The study included 48 patients with AchR antibody positive generalized MG who received treatment in 13 centres in the UK. Of the participants, 76 percent were female. Most of them had a disease duration of more than 10 years. Their average MG Activities of Daily Living (ADL) score at baseline was 11.2.

Majority of the patients with generalized MG (73 percent) underwent thymectomy, and most (71.4 percent) had been taking prednisolone at baseline. Nonsteroidal immunosuppressant treatments had also been used by all patients, with an average number tried of 2.4. Additionally, more than half of these individuals (52.1 percent) were treated with rituximab.

Fifty-seven percent of patients required regular intravenous immunoglobulin (IVIg) and plasma exchange (PLEX), while 38 percent had a need for rescue IVIg/PLEX in the year before initiating efgartigimod, according to Dionisio.

Efficacy and safety

In the first cycle of treatment, 77 percent of patients with generalized MG showed a mean decrease of ≥2 points in the MG-ADL scale, “and this remained stable throughout the study.” The mean reduction in the MG-ADL score was ‒4.5 in the first cycle, ‒6.3 in the second cycle, ‒6.9 in the third cycle, and ‒7.8 in the fourth cycle.

In terms of safety, one side effect each occurred during cycles 1, 2, and 3. Most of these were mild in severity, although one patient discontinued treatment due to severe hypokalaemia. In addition, three patients had infections (ie, SARS-CoV-2, UTI, and severe peg site infection), seven had headaches or flu-like symptoms, and one experienced bruising.

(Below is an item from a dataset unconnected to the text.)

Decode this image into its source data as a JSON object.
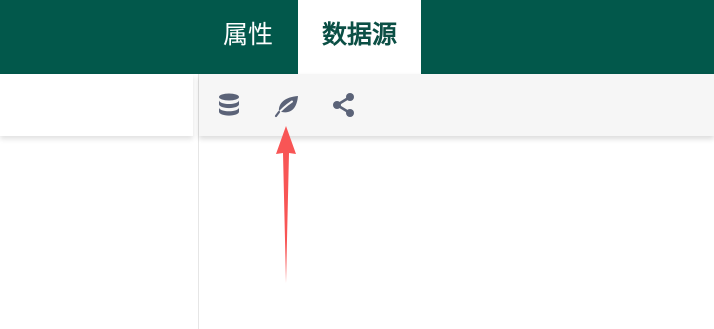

“Despite providing important details regarding [the efficacy of efgartigimod] in generalized MG, its positioning and timing in the treatment algorithm remains elusive,” Dionisio said. “It is also important to identify important side effects with long-term use and its potential in pregnancy and breastfeeding.”

The study was limited by its small sample size, the heterogeneous group of patients, and the variability of the timing of efgartigimod treatment, “which were also dependent on the clinicians’ and patients’ assessment of their disease severity.” Moreover, data on prednisolone dose reduction to assess the steroid-sparing effect was not available.